I have created two sets:

1) a small set for centers (to be printed on 8.5” x 11” paper); and,

2) a larger set (to be printed on 11” x 17” paper) for use in more open spaces (i.e. gymnasium)).  

I am working on editing, and revising these blocks as needed.  The language is from the Scratch Website so that if students want, they can transfer their knowledge to the Scratch platform.  I wanted to have a tool that is both useful and transferable from one classroom to another.

I printed off some, laminated them, and then cut them out.  They fit together like a puzzle!  By laminating them, the students can fill in the blanks using dry-erase markers for words, values or whatever is required, and then reuse them over and over again.

free French printable coding blocks1 @MrsGeekChic


Now I’m wondering: How can I use these blocks to further my students knowledge in ALL subject content?  I’m not sure, but I’ve put together some ideas for primary (I’m teaching grade 2 French Immersion in the fall).  You can find them here: Please feel free to add to the Doc and let us know how you’ve used coding blocks in your classroom!
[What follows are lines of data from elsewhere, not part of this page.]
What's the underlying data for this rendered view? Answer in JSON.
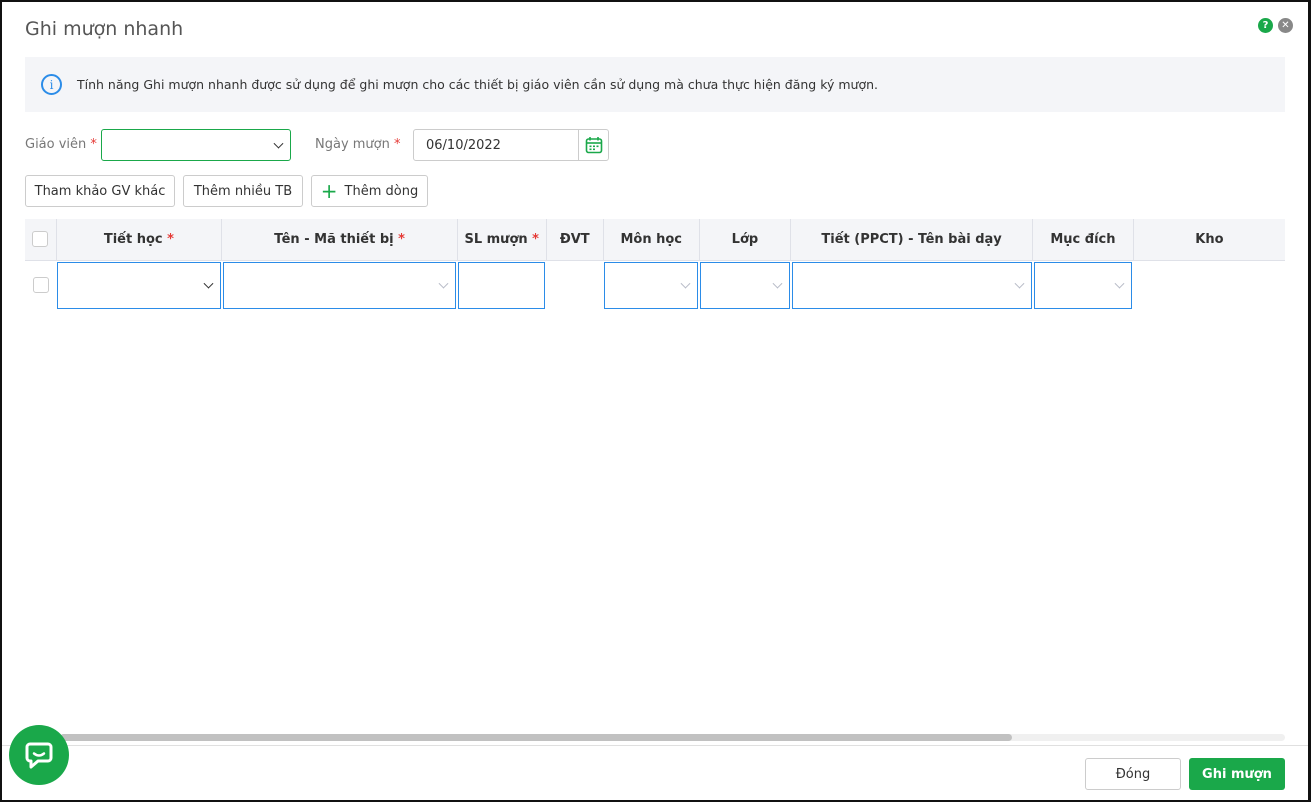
{
  "dialog": {
    "title": "Ghi mượn nhanh"
  },
  "info": {
    "text": "Tính năng Ghi mượn nhanh được sử dụng để ghi mượn cho các thiết bị giáo viên cần sử dụng mà chưa thực hiện đăng ký mượn."
  },
  "form": {
    "teacher_label": "Giáo viên",
    "teacher_value": "",
    "date_label": "Ngày mượn",
    "date_value": "06/10/2022",
    "required_mark": "*"
  },
  "toolbar": {
    "ref_label": "Tham khảo GV khác",
    "add_many_label": "Thêm nhiều TB",
    "add_row_label": "Thêm dòng"
  },
  "table": {
    "columns": [
      "Tiết học",
      "Tên - Mã thiết bị",
      "SL mượn",
      "ĐVT",
      "Môn học",
      "Lớp",
      "Tiết (PPCT) - Tên bài dạy",
      "Mục đích",
      "Kho"
    ],
    "required": [
      true,
      true,
      true,
      false,
      false,
      false,
      false,
      false,
      false
    ]
  },
  "footer": {
    "close_label": "Đóng",
    "submit_label": "Ghi mượn"
  },
  "colors": {
    "accent": "#1aa84a",
    "focus": "#2b8ce8",
    "required": "#e53935"
  }
}
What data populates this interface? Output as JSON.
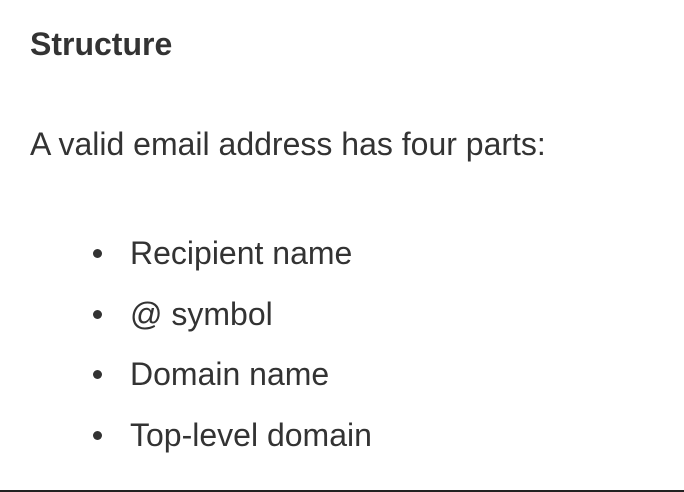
{
  "section": {
    "heading": "Structure",
    "intro": "A valid email address has four parts:",
    "parts": [
      "Recipient name",
      "@ symbol",
      "Domain name",
      "Top-level domain"
    ]
  }
}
free French printable coding blocks3 @MrsGeekChicfree French printable coding blocks2 @MrsGeekChic

Do you have other ideas?  How would you use these in your classroom? I would like to know and share the ideas in this PLN that is quickly growing.  Join me in sharing ideas and pictures on Twitter this upcoming year (use the hashtags: #FSLchat #FRIMM #CODINGinFSL).

-Ashley Soltesz


Here is the folder with everything you need to get coding “en français” with your students!

Printable French Scratch Coding Blocks Folder


Have fun with this great free French resource! Happy unplugged paper coding!